Der Weg zum süßen Langohr beginnt stets mit den Kakaobohnen, die
geröstet, aufgebrochen, von den Schalen befreit und zermahlen werden.
Die freigesetzte Kakaobutter schmilzt und verbindet alle Bestandteile
zu einer flüssigen Kakaomasse. Diese Masse wird unter anderem mit
Alpenmilch, Zucker und zusätzlicher Kakaobutter verrührt. Mehrere
Stahlwalzen zerreiben sie hauchdünn. In den "Conchen" - Rühr- und
Reibsystemen - wird sie schließlich mehrere Stunden lang gerührt und
geknetet. Am Schluss ist sie glatt und gießfähig.
Bei genau 28 Grad wird die Schokolade in die Osterhasen-Form gegossen.

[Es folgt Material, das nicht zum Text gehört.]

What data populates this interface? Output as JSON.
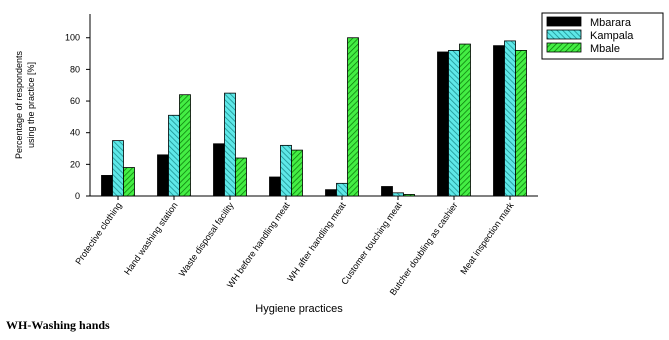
{
  "chart_data": {
    "type": "bar",
    "categories": [
      "Protective clothing",
      "Hand washing station",
      "Waste disposal facility",
      "WH before handling meat",
      "WH after handling meat",
      "Customer touching meat",
      "Butcher doubling as cashier",
      "Meat inspection mark"
    ],
    "series": [
      {
        "name": "Mbarara",
        "values": [
          13,
          26,
          33,
          12,
          4,
          6,
          91,
          95
        ]
      },
      {
        "name": "Kampala",
        "values": [
          35,
          51,
          65,
          32,
          8,
          2,
          92,
          98
        ]
      },
      {
        "name": "Mbale",
        "values": [
          18,
          64,
          24,
          29,
          100,
          1,
          96,
          92
        ]
      }
    ],
    "xlabel": "Hygiene practices",
    "ylabel_lines": [
      "Percentage of respondents",
      "using the practice [%]"
    ],
    "ylim": [
      0,
      115
    ],
    "yticks": [
      0,
      20,
      40,
      60,
      80,
      100
    ],
    "grid": false,
    "legend_position": "top-right",
    "series_colors": [
      "#000000",
      "#33d6d6",
      "#22cc22"
    ],
    "series_patterns": [
      "solid",
      "hatch",
      "hatch"
    ]
  },
  "footnote": "WH-Washing hands"
}
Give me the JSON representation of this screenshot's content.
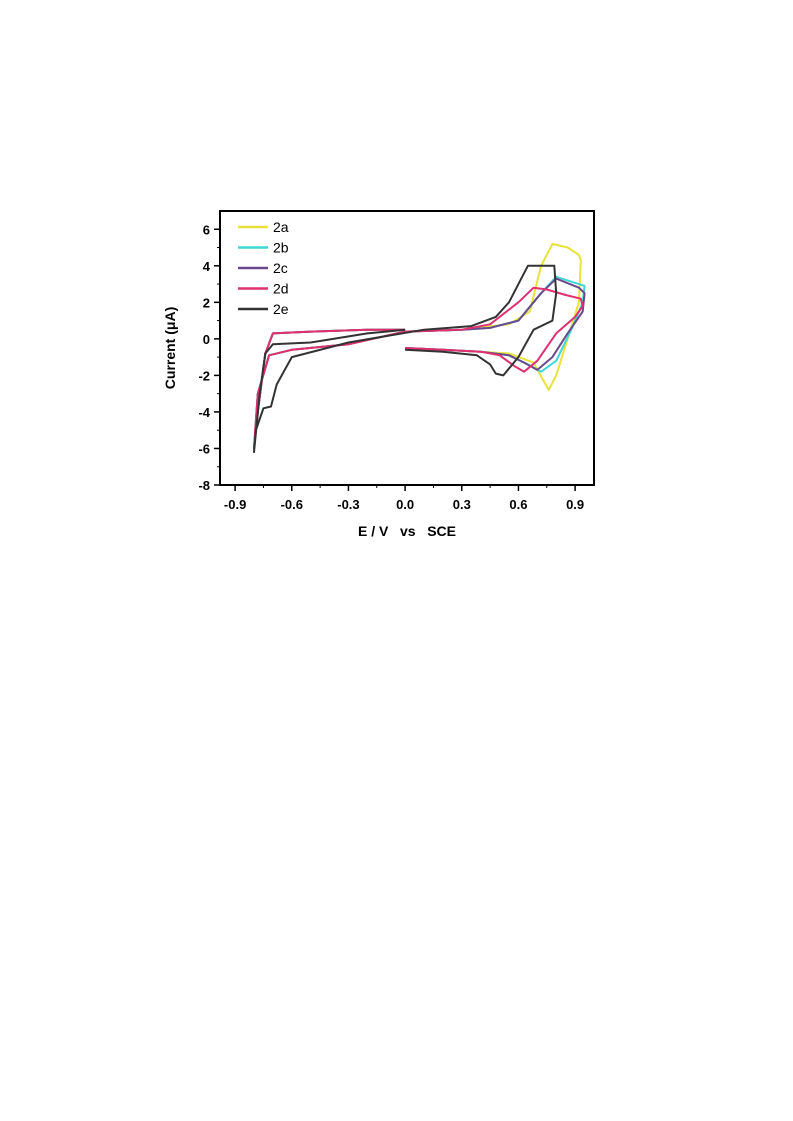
{
  "chart_data": {
    "type": "line",
    "xlabel": "E / V   vs   SCE",
    "ylabel": "Current (μA)",
    "xlim": [
      -0.98,
      1.0
    ],
    "ylim": [
      -8,
      7
    ],
    "x_ticks": [
      -0.9,
      -0.6,
      -0.3,
      0.0,
      0.3,
      0.6,
      0.9
    ],
    "x_tick_labels": [
      "-0.9",
      "-0.6",
      "-0.3",
      "0.0",
      "0.3",
      "0.6",
      "0.9"
    ],
    "y_ticks": [
      -8,
      -6,
      -4,
      -2,
      0,
      2,
      4,
      6
    ],
    "y_tick_labels": [
      "-8",
      "-6",
      "-4",
      "-2",
      "0",
      "2",
      "4",
      "6"
    ],
    "legend_position": "top-left",
    "grid": false,
    "series": [
      {
        "name": "2a",
        "color": "#e8e23a",
        "x": [
          0.0,
          0.2,
          0.4,
          0.55,
          0.68,
          0.76,
          0.8,
          0.86,
          0.92,
          0.93,
          0.92,
          0.86,
          0.78,
          0.72,
          0.66,
          0.55,
          0.3,
          0.0,
          -0.3,
          -0.6,
          -0.72,
          -0.78,
          -0.8,
          -0.78,
          -0.74,
          -0.7,
          -0.5,
          -0.2,
          0.0
        ],
        "y": [
          -0.5,
          -0.6,
          -0.7,
          -0.8,
          -1.3,
          -2.8,
          -2.0,
          0.0,
          2.0,
          4.3,
          4.6,
          5.0,
          5.2,
          4.0,
          1.5,
          0.8,
          0.5,
          0.4,
          -0.3,
          -0.6,
          -0.9,
          -3.0,
          -6.0,
          -4.0,
          -0.8,
          0.3,
          0.4,
          0.5,
          0.5
        ]
      },
      {
        "name": "2b",
        "color": "#3fd7d9",
        "x": [
          0.0,
          0.2,
          0.4,
          0.55,
          0.65,
          0.72,
          0.8,
          0.88,
          0.94,
          0.95,
          0.92,
          0.8,
          0.72,
          0.6,
          0.45,
          0.3,
          0.0,
          -0.3,
          -0.6,
          -0.72,
          -0.78,
          -0.8,
          -0.78,
          -0.74,
          -0.7,
          -0.5,
          -0.2,
          0.0
        ],
        "y": [
          -0.5,
          -0.6,
          -0.7,
          -0.9,
          -1.4,
          -1.8,
          -1.2,
          0.5,
          2.0,
          2.9,
          3.0,
          3.4,
          2.5,
          1.0,
          0.6,
          0.5,
          0.4,
          -0.3,
          -0.6,
          -0.9,
          -3.0,
          -6.0,
          -4.0,
          -0.8,
          0.3,
          0.4,
          0.5,
          0.5
        ]
      },
      {
        "name": "2c",
        "color": "#6a4a8c",
        "x": [
          0.0,
          0.2,
          0.4,
          0.55,
          0.63,
          0.7,
          0.78,
          0.86,
          0.94,
          0.95,
          0.92,
          0.8,
          0.72,
          0.6,
          0.45,
          0.3,
          0.0,
          -0.3,
          -0.6,
          -0.72,
          -0.78,
          -0.8,
          -0.78,
          -0.74,
          -0.7,
          -0.5,
          -0.2,
          0.0
        ],
        "y": [
          -0.5,
          -0.6,
          -0.7,
          -0.9,
          -1.3,
          -1.7,
          -1.0,
          0.3,
          1.5,
          2.5,
          2.8,
          3.3,
          2.5,
          1.0,
          0.6,
          0.5,
          0.4,
          -0.3,
          -0.6,
          -0.9,
          -3.0,
          -6.0,
          -4.0,
          -0.8,
          0.3,
          0.4,
          0.5,
          0.5
        ]
      },
      {
        "name": "2d",
        "color": "#e0306f",
        "x": [
          0.0,
          0.2,
          0.4,
          0.5,
          0.58,
          0.63,
          0.7,
          0.8,
          0.9,
          0.94,
          0.93,
          0.85,
          0.75,
          0.68,
          0.6,
          0.45,
          0.3,
          0.0,
          -0.3,
          -0.6,
          -0.72,
          -0.78,
          -0.8,
          -0.78,
          -0.74,
          -0.7,
          -0.5,
          -0.2,
          0.0
        ],
        "y": [
          -0.5,
          -0.6,
          -0.7,
          -0.9,
          -1.5,
          -1.8,
          -1.2,
          0.3,
          1.2,
          1.8,
          2.2,
          2.4,
          2.7,
          2.8,
          2.0,
          0.8,
          0.5,
          0.4,
          -0.3,
          -0.6,
          -0.9,
          -3.0,
          -6.0,
          -4.0,
          -0.8,
          0.3,
          0.4,
          0.5,
          0.5
        ]
      },
      {
        "name": "2e",
        "color": "#333333",
        "x": [
          0.0,
          0.2,
          0.38,
          0.45,
          0.48,
          0.52,
          0.6,
          0.68,
          0.78,
          0.8,
          0.79,
          0.72,
          0.65,
          0.6,
          0.55,
          0.48,
          0.35,
          0.1,
          -0.3,
          -0.6,
          -0.68,
          -0.71,
          -0.75,
          -0.79,
          -0.8,
          -0.77,
          -0.74,
          -0.7,
          -0.5,
          -0.2,
          0.0
        ],
        "y": [
          -0.6,
          -0.7,
          -0.9,
          -1.4,
          -1.9,
          -2.0,
          -1.0,
          0.5,
          1.0,
          2.5,
          4.0,
          4.0,
          4.0,
          3.0,
          2.0,
          1.2,
          0.7,
          0.5,
          -0.2,
          -1.0,
          -2.5,
          -3.7,
          -3.8,
          -5.0,
          -6.2,
          -3.0,
          -0.8,
          -0.3,
          -0.2,
          0.3,
          0.5
        ]
      }
    ]
  }
}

Diese besteht aus zwei Hälften: In die eine Hälfte wird die abgemessene
Menge an flüssiger Schokolade gefüllt, dann werden beide Seiten
zusammengeklappt. Große Maschinen drehen die Formen in einem Kühlkanal
in alle Richtungen - dabei vibrieren diese ein wenig. So setzt sich die
Schokolade Schicht für Schicht gleichmäßig an den Innenwänden der Form
ab.
Die Schokoschicht wird immer dicker, bis der Osterhase fertig ist.
Zuletzt werden die Figuren nochmals gekühlt und in Alufolie mit dem
dekorativen Äußeren verpackt - fertig ist der lila Schmunzelhase.